LangChain

使用LangChain对向量索引进行文本生成

本教程演示了如何使用LangChain对向量索引进行文本生成。如果我们想要生成能够从大量自定义文本中汲取知识的文本，例如生成具有先前编写的博客文章的理解或能够参考产品文档的产品教程，则这非常有用。

准备数据#

首先，我们要准备数据。对于这个示例，我们获取了托管在Github上的由markdown文件组成的文档站点，并将它们分成足够小的文档。

from langchain.llms import OpenAI
from langchain.docstore.document import Document
import requests
from langchain.embeddings.openai import OpenAIEmbeddings
from langchain.vectorstores import Chroma
from langchain.text_splitter import CharacterTextSplitter
from langchain.prompts import PromptTemplate
import pathlib
import subprocess
import tempfile

def get_github_docs(repo_owner, repo_name):
    with tempfile.TemporaryDirectory() as d:
        subprocess.check_call(
            f"git clone --depth 1 https://github.com/{repo_owner}/{repo_name}.git .",
            cwd=d,
            shell=True,
        )
        git_sha = (
            subprocess.check_output("git rev-parse HEAD", shell=True, cwd=d)
            .decode("utf-8")
            .strip()
        )
        repo_path = pathlib.Path(d)
        markdown_files = list(repo_path.glob("*/*.md")) + list(
            repo_path.glob("*/*.mdx")
        )
        for markdown_file in markdown_files:
            with open(markdown_file, "r") as f:
                relative_path = markdown_file.relative_to(repo_path)
                github_url = f"https://github.com/{repo_owner}/{repo_name}/blob/{git_sha}/{relative_path}"
                yield Document(page_content=f.read(), metadata={"source": github_url})
 
sources = get_github_docs("yirenlu92", "deno-manual-forked")
 
source_chunks = []
splitter = CharacterTextSplitter(separator=" ", chunk_size=1024, chunk_overlap=0)
for source in sources:
    for chunk in splitter.split_text(source.page_content):
        source_chunks.append(Document(page_content=chunk, metadata=source.metadata))

Cloning into '.'...

设置向量数据库#

现在，我们将文档的内容划分成块，然后将所有这些信息放入向量索引中以便于检索。

search_index = Chroma.from_documents(source_chunks, OpenAIEmbeddings())

使用自定义提示设置LLM Chain#

Next, let’s set up a simple LLM chain but give it a custom prompt for blog post generation. Note that the custom prompt is parameterized and takes two inputs: context, which will be the documents fetched from the vector search, and topic, which is given by the user.
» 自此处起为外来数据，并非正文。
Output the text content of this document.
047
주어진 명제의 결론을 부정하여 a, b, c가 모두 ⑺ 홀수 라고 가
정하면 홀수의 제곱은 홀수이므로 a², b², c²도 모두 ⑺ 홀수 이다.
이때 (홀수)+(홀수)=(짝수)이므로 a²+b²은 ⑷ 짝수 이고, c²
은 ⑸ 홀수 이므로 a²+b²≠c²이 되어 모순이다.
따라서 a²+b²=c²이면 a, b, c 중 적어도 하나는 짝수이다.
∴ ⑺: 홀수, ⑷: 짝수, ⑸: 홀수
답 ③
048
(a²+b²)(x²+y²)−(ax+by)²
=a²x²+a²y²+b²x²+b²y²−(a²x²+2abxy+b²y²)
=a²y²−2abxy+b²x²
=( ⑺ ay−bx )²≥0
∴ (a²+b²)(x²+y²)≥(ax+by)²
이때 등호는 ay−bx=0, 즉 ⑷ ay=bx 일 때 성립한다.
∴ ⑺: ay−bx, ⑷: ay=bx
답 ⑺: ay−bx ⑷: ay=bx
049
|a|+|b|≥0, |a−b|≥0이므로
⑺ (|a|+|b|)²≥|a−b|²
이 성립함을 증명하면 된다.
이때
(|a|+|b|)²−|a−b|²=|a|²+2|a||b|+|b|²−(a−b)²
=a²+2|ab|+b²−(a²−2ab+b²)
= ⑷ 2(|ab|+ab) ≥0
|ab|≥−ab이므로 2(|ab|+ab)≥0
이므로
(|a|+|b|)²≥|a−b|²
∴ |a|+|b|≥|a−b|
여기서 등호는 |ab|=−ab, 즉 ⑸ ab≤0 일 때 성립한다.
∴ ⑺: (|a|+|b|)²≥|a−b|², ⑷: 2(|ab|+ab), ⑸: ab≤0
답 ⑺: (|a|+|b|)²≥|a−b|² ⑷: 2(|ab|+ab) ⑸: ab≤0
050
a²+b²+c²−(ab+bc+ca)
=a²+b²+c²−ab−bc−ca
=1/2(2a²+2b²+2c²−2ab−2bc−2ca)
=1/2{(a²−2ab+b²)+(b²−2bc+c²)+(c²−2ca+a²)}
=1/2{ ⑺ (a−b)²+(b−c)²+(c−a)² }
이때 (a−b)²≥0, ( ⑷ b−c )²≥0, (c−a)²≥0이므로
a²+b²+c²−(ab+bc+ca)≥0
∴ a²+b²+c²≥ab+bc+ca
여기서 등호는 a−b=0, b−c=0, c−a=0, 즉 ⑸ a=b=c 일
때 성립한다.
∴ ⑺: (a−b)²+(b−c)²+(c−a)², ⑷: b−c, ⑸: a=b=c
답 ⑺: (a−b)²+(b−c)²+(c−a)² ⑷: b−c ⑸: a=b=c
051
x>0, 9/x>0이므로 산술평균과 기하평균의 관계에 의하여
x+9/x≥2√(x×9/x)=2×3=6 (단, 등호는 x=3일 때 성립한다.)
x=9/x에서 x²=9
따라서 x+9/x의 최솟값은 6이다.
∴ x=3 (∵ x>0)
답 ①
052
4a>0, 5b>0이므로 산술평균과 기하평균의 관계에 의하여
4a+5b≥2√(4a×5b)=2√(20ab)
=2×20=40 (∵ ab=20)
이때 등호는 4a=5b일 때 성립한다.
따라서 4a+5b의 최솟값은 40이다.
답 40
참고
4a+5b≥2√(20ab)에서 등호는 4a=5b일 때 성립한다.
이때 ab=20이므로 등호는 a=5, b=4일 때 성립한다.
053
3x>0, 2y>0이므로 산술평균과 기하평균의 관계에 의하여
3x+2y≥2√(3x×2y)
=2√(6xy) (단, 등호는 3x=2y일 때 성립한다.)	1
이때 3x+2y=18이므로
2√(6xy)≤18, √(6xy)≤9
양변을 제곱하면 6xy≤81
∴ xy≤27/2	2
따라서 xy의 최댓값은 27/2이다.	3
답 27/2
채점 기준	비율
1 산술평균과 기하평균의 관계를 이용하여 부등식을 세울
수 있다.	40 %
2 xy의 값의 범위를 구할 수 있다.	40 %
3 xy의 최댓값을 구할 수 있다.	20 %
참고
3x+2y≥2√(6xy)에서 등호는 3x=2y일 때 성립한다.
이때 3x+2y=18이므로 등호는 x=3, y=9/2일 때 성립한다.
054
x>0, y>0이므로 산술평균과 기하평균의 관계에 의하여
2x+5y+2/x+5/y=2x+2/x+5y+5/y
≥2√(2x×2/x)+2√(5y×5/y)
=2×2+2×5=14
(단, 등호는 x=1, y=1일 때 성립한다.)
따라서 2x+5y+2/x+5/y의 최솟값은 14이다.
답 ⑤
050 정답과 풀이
from langchain.chains import LLMChain
prompt_template = """Use the context below to write a 400 word blog post about the topic below:
 Context: {context}
 Topic: {topic}
 Blog post:"""
 
PROMPT = PromptTemplate(
    template=prompt_template, input_variables=["context", "topic"]
)
 
llm = OpenAI(temperature=0)
 
chain = LLMChain(llm=llm, prompt=PROMPT)

Generate Text#

Finally, we write a function to apply our inputs to the chain. The function takes an input parameter topic. We find the documents in the vector index that correspond to that topic, and use them as additional context in our simple LLM chain.

def generate_blog_post(topic):
    docs = search_index.similarity_search(topic, k=4)
    inputs = [{"context": doc.page_content, "topic": topic} for doc in docs]
    print(chain.apply(inputs))

generate_blog_post("environment variables")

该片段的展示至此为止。